ARD-Kinderprogramm: die Anfänge

Am 24.04.1951 fand der erste Fernsehauftritt der Psychologin Ilse Obrig statt. Immer mittwochs von 16.00 bis 17.00 Uhr, stets eingeleitet durch den Ruf einer Kuckucksuhr, führte Obrig in der Sendung "Kinderstunde mit Dr. Ilse Obrig" Basteleien und Spiele vor: Wenn schon Kinderfernsehen, dann sollte es auch einen pädagogischen Sinn haben. Ilse Obrig hatte schon 1945 im Berliner und Mitteldeutschen Rundfunk sogenannte Kinderstunden im Radio veranstaltet und Kinderbücher herausgegeben.
Die Augsburger PuppenkisteDie Augsburger Puppenkiste (© Elmar Herr)

Sie folgte nun nach 1945 in ihrer "Kinderstunde" dem damals gebräuchlichen Konzept einer 'musischen Bewahrpädagogik', bei der die Kinder in einem eng behüteten Bereich verbleiben, mit den Problemen der Außenwelt möglichst nicht konfrontiert und vor allem mit künstlerischen (musischen) Tätigkeiten beschäftigt werden sollten. Hierfür legte Otto Haases Buch "Musisches Leben" von 1951 den Grundstein. Gleichzeitig galt es, vor allem Ordnung zu halten und der Kinderstundenleiterin zu gehorchen (vgl. Hickethier 1990). Kritisch zu diesen Sendungen äußerte sich vor allem der Kindertheatermacher Melchior Schedler (Schedler 1975).

Puppentheater als TV-Unterhaltungselement

Zur Unterhaltung gab es vor allem Puppenspiele. Das Puppenspiel schien nicht nur kindgemäß zu sein, sondern galt auch als dem kleinen Bildschirm des Fernsehens angemessen, so dass es bis 1952 auch Puppenspiele im Abendprogramm für Erwachsene gab. Von dieser Praxis kam man jedoch bald wieder ab, weil die Erwachsenen andere Sendungen sehen wollten.
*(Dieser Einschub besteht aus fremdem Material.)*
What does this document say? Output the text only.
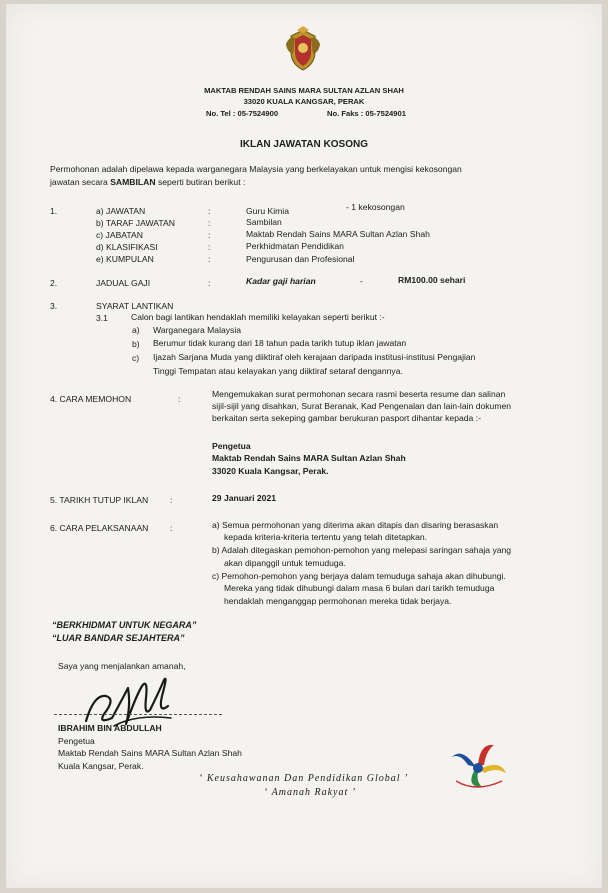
MAKTAB RENDAH SAINS MARA SULTAN AZLAN SHAH
33020 KUALA KANGSAR, PERAK
No. Tel : 05-7524900	No. Faks : 05-7524901
IKLAN JAWATAN KOSONG
Permohonan adalah dipelawa kepada warganegara Malaysia yang berkelayakan untuk mengisi kekosongan
jawatan secara SAMBILAN seperti butiran berikut :
1.	a) JAWATAN	:	Guru Kimia	- 1 kekosongan
b) TARAF JAWATAN	:	Sambilan
c) JABATAN	:	Maktab Rendah Sains MARA Sultan Azlan Shah
d) KLASIFIKASI	:	Perkhidmatan Pendidikan
e) KUMPULAN	:	Pengurusan dan Profesional
2.	JADUAL GAJI	:	Kadar gaji harian	-	RM100.00 sehari
3.	SYARAT LANTIKAN
3.1	Calon bagi lantikan hendaklah memiliki kelayakan seperti berikut :-
a) Warganegara Malaysia
b) Berumur tidak kurang dari 18 tahun pada tarikh tutup iklan jawatan
c) Ijazah Sarjana Muda yang diiktiraf oleh kerajaan daripada institusi-institusi Pengajian
Tinggi Tempatan atau kelayakan yang diiktiraf setaraf dengannya.
4. CARA MEMOHON	:	Mengemukakan surat permohonan secara rasmi beserta resume dan salinan
sijil-sijil yang disahkan, Surat Beranak, Kad Pengenalan dan lain-lain dokumen
berkaitan serta sekeping gambar berukuran pasport dihantar kepada :-
Pengetua
Maktab Rendah Sains MARA Sultan Azlan Shah
33020 Kuala Kangsar, Perak.
5. TARIKH TUTUP IKLAN	:	29 Januari 2021
6. CARA PELAKSANAAN	:	a) Semua permohonan yang diterima akan ditapis dan disaring berasaskan
kepada kriteria-kriteria tertentu yang telah ditetapkan.
b) Adalah ditegaskan pemohon-pemohon yang melepasi saringan sahaja yang
akan dipanggil untuk temuduga.
c) Pemohon-pemohon yang berjaya dalam temuduga sahaja akan dihubungi.
Mereka yang tidak dihubungi dalam masa 6 bulan dari tarikh temuduga
hendaklah menganggap permohonan mereka tidak berjaya.
“BERKHIDMAT UNTUK NEGARA”
“LUAR BANDAR SEJAHTERA”
Saya yang menjalankan amanah,
IBRAHIM BIN ABDULLAH
Pengetua
Maktab Rendah Sains MARA Sultan Azlan Shah
Kuala Kangsar, Perak.
‘ Keusahawanan Dan Pendidikan Global ’
‘ Amanah Rakyat ’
Puppenspiel war also schnell identisch mit 'Kinderfernsehen'. 1953 hatte die berühmte Spieltruppe der "Augsburger Puppenkiste" mit "Peter und der Wolf" ihren ersten Fernsehauftritt im NWDR-Fernsehen, danach schrieb sie wiederholt mit Stücken wie "Jim Knopf und Lukas, der Lokomotivführer" (erste schwarz-weiße Fassung 1961, farbige Fassung 1977), "Urmel aus dem Eis" (1969) oder späteren Sendereihen wie "Katze mit Hut" (1982) Fernsehgeschichte in der ARD. Auch das Hohnsteiner Puppentheater, ursprünglich im Erzgebirge beheimatet, war häufig im Programm vertreten (z. B. mit dem Hohnsteiner Kasper und seinem menschlichen Freund René in "Ein Haus voller Puppen", 1965), andere Gruppen folgten. Max Jacob, einer der Gründer der Hohnsteiner in den 1920er Jahren und nach dem Krieg in Hamburg ansässig, beendete 1953 seine Bühnenarbeit. Sein Mitstreiter Friedrich Arndt arbeitete dann direkt für NDR und WDR und schuf bis 1970 viele Fernsehpuppen, u. a. den Hasen Cäsar und Plumpaquatsch.